Borza Victor A, Estornell Andrew, Clayton Ellen Wright, Ho Chien-Ju, Rothman Russell L, Vorobeychik Yevgeniy, Malin Bradley A
Vanderbilt University, Nashville, TN.
ByteDance Research, San Jose, CA.
AMIA Annu Symp Proc. 2025 May 22;2024:192-201. eCollection 2024.
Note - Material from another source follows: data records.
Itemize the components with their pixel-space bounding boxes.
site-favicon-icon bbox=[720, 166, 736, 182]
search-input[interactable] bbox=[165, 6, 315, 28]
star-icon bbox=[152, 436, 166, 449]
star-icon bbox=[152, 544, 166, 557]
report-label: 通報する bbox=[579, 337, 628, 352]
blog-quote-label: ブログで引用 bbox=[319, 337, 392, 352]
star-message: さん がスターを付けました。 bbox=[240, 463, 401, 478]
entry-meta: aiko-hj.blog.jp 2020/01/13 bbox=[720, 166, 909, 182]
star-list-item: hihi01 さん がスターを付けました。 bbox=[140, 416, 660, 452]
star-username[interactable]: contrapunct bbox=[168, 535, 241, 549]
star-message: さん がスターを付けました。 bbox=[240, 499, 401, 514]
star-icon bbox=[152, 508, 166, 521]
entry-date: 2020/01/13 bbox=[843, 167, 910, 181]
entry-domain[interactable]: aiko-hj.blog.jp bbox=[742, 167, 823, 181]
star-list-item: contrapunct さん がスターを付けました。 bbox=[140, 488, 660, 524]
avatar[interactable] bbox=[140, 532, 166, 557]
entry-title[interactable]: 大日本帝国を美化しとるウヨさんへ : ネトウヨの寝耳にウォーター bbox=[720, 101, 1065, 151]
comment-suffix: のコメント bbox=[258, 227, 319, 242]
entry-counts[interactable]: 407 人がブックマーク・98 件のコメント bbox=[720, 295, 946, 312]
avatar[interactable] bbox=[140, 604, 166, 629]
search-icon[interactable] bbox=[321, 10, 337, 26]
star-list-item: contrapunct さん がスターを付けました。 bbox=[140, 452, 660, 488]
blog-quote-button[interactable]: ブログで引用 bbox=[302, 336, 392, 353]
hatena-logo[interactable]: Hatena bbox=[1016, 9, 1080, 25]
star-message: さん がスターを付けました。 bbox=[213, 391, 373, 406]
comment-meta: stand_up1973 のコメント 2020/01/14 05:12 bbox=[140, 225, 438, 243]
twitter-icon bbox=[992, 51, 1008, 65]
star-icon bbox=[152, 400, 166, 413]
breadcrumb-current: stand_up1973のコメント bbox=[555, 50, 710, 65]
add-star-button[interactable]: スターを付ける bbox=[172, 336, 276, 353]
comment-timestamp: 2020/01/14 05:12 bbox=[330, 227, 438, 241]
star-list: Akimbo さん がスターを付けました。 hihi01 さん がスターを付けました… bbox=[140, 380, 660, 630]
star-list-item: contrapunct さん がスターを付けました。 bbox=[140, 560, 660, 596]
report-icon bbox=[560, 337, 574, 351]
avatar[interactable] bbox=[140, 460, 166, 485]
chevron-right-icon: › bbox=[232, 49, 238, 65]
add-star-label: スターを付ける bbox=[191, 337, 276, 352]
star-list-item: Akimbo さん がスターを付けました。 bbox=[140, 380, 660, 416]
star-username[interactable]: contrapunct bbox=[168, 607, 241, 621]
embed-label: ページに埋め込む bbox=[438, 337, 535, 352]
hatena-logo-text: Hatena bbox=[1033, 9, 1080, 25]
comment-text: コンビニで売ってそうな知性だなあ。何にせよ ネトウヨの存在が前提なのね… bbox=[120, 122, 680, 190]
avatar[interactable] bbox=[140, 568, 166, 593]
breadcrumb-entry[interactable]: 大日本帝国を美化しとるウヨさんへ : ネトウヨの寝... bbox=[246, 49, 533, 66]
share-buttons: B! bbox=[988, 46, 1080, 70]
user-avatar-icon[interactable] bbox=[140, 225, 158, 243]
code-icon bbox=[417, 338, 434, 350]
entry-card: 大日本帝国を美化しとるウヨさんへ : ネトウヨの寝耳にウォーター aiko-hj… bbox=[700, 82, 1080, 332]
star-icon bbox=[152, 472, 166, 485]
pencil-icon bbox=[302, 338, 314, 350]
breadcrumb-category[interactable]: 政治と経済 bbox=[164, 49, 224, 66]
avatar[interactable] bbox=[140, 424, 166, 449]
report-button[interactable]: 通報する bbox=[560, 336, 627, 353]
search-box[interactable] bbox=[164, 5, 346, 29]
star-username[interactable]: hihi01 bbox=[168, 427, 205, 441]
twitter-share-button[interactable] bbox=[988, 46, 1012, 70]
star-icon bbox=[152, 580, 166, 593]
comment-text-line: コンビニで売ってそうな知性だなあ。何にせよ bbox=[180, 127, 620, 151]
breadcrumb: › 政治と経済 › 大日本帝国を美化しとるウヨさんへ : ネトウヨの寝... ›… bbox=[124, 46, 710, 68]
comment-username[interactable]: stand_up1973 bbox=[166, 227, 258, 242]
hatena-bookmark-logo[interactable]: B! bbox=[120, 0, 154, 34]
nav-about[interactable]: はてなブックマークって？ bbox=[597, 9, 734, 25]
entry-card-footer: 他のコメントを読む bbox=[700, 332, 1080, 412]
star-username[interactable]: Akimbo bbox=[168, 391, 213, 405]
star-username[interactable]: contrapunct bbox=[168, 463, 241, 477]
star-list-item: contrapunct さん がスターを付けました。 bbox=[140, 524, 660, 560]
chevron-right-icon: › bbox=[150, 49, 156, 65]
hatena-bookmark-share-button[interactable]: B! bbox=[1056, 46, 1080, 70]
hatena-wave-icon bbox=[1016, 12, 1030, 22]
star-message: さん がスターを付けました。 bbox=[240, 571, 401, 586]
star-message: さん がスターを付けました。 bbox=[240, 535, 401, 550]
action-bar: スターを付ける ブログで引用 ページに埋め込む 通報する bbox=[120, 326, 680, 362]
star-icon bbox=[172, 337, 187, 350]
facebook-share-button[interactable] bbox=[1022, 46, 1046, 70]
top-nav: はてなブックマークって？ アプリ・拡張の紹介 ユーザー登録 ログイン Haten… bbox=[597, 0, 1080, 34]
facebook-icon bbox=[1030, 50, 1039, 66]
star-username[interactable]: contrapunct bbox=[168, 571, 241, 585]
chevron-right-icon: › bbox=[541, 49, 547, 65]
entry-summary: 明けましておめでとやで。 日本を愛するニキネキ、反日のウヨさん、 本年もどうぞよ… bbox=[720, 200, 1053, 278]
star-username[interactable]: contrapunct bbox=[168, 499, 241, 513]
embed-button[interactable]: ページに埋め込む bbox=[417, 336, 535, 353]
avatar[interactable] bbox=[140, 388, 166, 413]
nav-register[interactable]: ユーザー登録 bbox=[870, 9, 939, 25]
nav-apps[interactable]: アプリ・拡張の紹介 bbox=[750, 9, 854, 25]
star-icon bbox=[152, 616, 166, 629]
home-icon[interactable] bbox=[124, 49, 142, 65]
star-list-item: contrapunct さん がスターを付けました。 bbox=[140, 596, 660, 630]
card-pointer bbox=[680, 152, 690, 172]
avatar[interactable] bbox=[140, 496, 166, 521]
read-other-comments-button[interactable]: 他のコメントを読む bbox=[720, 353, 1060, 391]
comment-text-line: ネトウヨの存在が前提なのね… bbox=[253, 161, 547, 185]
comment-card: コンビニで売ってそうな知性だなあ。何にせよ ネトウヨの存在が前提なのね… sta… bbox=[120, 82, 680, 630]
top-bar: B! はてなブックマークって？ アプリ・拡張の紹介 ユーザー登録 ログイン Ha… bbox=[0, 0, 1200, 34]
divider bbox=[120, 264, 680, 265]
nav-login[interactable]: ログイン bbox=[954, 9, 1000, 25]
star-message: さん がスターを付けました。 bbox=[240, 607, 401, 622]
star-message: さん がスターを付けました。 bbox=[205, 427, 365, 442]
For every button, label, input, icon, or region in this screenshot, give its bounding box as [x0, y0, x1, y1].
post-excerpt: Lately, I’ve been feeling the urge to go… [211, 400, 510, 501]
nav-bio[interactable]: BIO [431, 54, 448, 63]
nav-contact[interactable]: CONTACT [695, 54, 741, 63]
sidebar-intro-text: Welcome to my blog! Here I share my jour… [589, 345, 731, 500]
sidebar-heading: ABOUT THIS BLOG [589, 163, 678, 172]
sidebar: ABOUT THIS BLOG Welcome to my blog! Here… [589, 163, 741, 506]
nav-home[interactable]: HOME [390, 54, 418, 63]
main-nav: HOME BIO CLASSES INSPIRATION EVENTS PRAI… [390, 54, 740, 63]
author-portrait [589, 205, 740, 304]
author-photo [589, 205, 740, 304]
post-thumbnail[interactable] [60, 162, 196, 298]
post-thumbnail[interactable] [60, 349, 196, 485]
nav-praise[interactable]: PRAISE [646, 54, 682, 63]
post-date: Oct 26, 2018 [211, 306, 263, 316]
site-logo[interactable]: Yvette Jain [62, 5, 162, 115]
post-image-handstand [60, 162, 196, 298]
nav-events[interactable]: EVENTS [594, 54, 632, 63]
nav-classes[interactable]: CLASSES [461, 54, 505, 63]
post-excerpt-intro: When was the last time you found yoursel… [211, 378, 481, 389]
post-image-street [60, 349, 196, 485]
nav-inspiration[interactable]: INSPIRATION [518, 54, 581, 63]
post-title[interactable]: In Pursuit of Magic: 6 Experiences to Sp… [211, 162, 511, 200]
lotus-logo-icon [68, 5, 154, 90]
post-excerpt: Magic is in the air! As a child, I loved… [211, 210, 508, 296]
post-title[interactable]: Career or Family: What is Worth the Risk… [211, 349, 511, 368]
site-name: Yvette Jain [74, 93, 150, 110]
Large participatory biomedical studies - studies that recruit individuals to join a dataset - are gaining popularity and investment, especially for analysis by modern AI methods. Because they purposively recruit participants, these studies are uniquely able to address a lack of historical representation, an issue that has affected many biomedical datasets. In this work, we define representativeness as the similarity to a target population distribution of a set of attributes and our goal is to mirror the U.S. population across distributions of age, gender, race, and ethnicity. Many participatory studies recruit at several institutions, so we introduce a computational approach to adaptively allocate recruitment resources among sites to improve representativeness. In simulated recruitment of 10,000-participant cohorts from medical centers in the STAR Clinical Research Network, we show that our approach yields a more representative cohort than existing baselines. Thus, we highlight the value of computational modeling in guiding recruitment efforts.
大型参与式生物医学研究——即招募个体加入数据集的研究——正越来越受欢迎并获得投资,尤其是在采用现代人工智能方法进行分析方面。由于这些研究是有目的地招募参与者,它们特别能够解决历史代表性不足的问题,而这一问题已经影响了许多生物医学数据集。在这项工作中,我们将代表性定义为一组属性与目标人群分布的相似性,我们的目标是在年龄、性别、种族和民族分布方面反映美国人群。许多参与式研究在多个机构进行招募,因此我们引入一种计算方法,以便在各站点之间自适应地分配招募资源,从而提高代表性。在模拟从STAR临床研究网络的医疗中心招募10000名参与者队列的过程中,我们表明,与现有的基线相比,我们的方法产生的队列更具代表性。因此,我们强调了计算建模在指导招募工作中的价值。